Trade experts shouldn’t just serve up the same answers they’ve had since Seinfeld was must-see-TV. They should be figuring out how trade rules can be reconceived to mitigate the risk of having these kinds of shortages in the first place.
Fossilized Thinking Will Sideline the WTO
Unless the trade establishment updates its playbook, the “rules-based system” will, at best, be seen as irrelevant to the lives of most of the 7 billion people on this planet. At worst, it will continue to be seen as a system that promotes returns to capital while leaving workers behind. (Do most people on Earth care more about the Appellate Body, or whether their workplaces crush them to death? Guess which of the two issues the WTO is focused on?)

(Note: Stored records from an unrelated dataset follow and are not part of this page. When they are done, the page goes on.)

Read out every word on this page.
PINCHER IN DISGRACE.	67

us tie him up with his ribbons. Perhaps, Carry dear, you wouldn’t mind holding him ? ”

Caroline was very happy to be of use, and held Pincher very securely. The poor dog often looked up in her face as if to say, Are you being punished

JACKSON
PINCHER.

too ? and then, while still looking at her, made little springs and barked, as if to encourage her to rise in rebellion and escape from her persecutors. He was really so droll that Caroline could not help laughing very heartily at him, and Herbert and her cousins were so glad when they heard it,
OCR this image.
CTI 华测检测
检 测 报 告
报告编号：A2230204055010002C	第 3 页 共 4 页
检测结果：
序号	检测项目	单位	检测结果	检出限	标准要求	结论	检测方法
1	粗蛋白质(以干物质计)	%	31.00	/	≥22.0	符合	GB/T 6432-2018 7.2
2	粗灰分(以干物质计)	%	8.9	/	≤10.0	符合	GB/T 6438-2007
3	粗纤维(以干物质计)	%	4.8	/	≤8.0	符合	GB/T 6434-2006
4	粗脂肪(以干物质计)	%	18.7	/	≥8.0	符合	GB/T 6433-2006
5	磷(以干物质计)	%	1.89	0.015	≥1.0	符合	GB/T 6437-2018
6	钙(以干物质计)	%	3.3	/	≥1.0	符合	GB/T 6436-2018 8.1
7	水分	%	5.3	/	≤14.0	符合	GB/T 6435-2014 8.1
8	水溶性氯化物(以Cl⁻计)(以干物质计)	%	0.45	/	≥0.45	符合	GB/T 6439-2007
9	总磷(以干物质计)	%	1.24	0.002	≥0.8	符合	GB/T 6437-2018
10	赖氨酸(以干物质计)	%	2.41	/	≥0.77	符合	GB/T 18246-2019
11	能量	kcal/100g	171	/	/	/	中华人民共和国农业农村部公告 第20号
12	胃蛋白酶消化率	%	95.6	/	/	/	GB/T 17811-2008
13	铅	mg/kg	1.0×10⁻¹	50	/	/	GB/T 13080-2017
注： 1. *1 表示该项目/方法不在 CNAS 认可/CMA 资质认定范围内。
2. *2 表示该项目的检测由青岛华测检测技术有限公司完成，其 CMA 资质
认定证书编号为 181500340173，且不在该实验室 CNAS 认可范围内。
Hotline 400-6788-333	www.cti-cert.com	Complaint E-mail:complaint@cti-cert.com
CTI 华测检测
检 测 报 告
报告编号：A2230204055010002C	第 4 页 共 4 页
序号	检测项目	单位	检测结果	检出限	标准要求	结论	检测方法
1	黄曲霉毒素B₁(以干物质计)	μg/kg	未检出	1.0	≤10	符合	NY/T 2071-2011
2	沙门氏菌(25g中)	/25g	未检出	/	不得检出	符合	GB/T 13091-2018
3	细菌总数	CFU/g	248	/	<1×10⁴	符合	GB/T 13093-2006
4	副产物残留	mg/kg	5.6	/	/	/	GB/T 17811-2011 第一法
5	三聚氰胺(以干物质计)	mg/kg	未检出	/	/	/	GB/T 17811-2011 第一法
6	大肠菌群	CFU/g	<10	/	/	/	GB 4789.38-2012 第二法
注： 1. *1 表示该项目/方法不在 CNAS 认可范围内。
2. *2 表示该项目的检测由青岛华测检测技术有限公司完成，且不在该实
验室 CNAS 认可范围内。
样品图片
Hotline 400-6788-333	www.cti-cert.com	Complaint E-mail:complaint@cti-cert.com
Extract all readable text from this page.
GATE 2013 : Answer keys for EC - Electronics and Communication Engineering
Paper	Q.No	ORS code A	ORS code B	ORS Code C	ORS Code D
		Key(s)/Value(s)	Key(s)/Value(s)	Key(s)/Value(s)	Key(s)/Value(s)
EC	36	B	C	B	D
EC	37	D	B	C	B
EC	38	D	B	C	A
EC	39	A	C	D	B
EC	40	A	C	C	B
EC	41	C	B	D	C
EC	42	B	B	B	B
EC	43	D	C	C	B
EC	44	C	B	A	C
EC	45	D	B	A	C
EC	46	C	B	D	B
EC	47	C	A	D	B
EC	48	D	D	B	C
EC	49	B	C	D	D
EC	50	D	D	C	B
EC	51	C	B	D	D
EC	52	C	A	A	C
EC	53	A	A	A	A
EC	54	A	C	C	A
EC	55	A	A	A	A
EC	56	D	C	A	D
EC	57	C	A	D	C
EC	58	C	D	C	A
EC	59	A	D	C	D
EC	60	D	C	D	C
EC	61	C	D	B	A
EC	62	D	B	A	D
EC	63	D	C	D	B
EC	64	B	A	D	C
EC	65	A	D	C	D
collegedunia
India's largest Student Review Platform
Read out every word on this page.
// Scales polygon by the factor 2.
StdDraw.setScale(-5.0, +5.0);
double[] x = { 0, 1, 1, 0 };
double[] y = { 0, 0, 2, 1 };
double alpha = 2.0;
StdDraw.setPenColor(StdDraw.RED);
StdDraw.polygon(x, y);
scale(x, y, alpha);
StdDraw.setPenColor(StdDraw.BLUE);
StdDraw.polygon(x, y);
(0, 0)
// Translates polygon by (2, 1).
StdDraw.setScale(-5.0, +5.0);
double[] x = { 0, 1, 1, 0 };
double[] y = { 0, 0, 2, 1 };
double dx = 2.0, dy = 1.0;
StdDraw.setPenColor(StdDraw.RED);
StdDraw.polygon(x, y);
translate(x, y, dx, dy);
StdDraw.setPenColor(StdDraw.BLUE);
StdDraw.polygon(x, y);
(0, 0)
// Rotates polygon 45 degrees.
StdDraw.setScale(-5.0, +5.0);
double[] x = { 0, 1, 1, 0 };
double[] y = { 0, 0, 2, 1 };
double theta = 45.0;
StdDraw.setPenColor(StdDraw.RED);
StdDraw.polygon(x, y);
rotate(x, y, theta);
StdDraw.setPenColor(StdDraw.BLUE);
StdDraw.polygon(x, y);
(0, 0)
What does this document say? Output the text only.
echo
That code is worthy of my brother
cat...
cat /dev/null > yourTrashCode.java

We must confront the fact that the existing rules of globalization have put friendly nations in a beggar-thy-neighbor situation with respect to life-saving equipment. When there’s a shortage, removing barriers to trade relocates the shortage from one country to another – it doesn’t solve the shortage itself. Democratically elected governments feel their first responsibility is to protect their own citizens. No trade rule will alter that dynamic.
Fix the Shortage! Permanently.
The only answer is to fix the shortage. Even firing up the Defense Production Act (which should have been done in January) won’t solve the shortage in the long run. As long as the global marketplace does not operate on market-based principles, any producer required to make a profit to stay in business will eventually fail when a non-market actor decides to occupy the space. Steel and aluminum are prime examples; everything on the Made in China 2025 list is next.
The old playbook doesn’t account for this dynamic, because the old playbook is premised on a rules-based system that only allows market-oriented players in the game. But in today’s system, we’ve got clean players up against doped players.
If we are serious about preventing the kind of shortages we see now, then, unless we change the rules of the system, we are going to have to expect newly-created DPA capacity to operate at a loss. And we are going to have to subsidize those losses, if we want to keep the capacity. In this way, the PRC exports state capitalism – directly, or indirectly.
In an ideal world, export bans wouldn’t be necessary. But the ideal world doesn’t actually exist. In the real world, market distortions have left us all vulnerable to supply shortages that are killing people.
There’s an ancien regime feel to the discussions going on in elite circles, a profound obliviousness to the cause of the current trade crisis, or the effects. As a result, there’s seemingly no capacity to find a real remedy.
Indeed, the old playbook contributed to the upheaval we see in the system today. Reverting to that playbook is going to aggravate the problem, not solve it.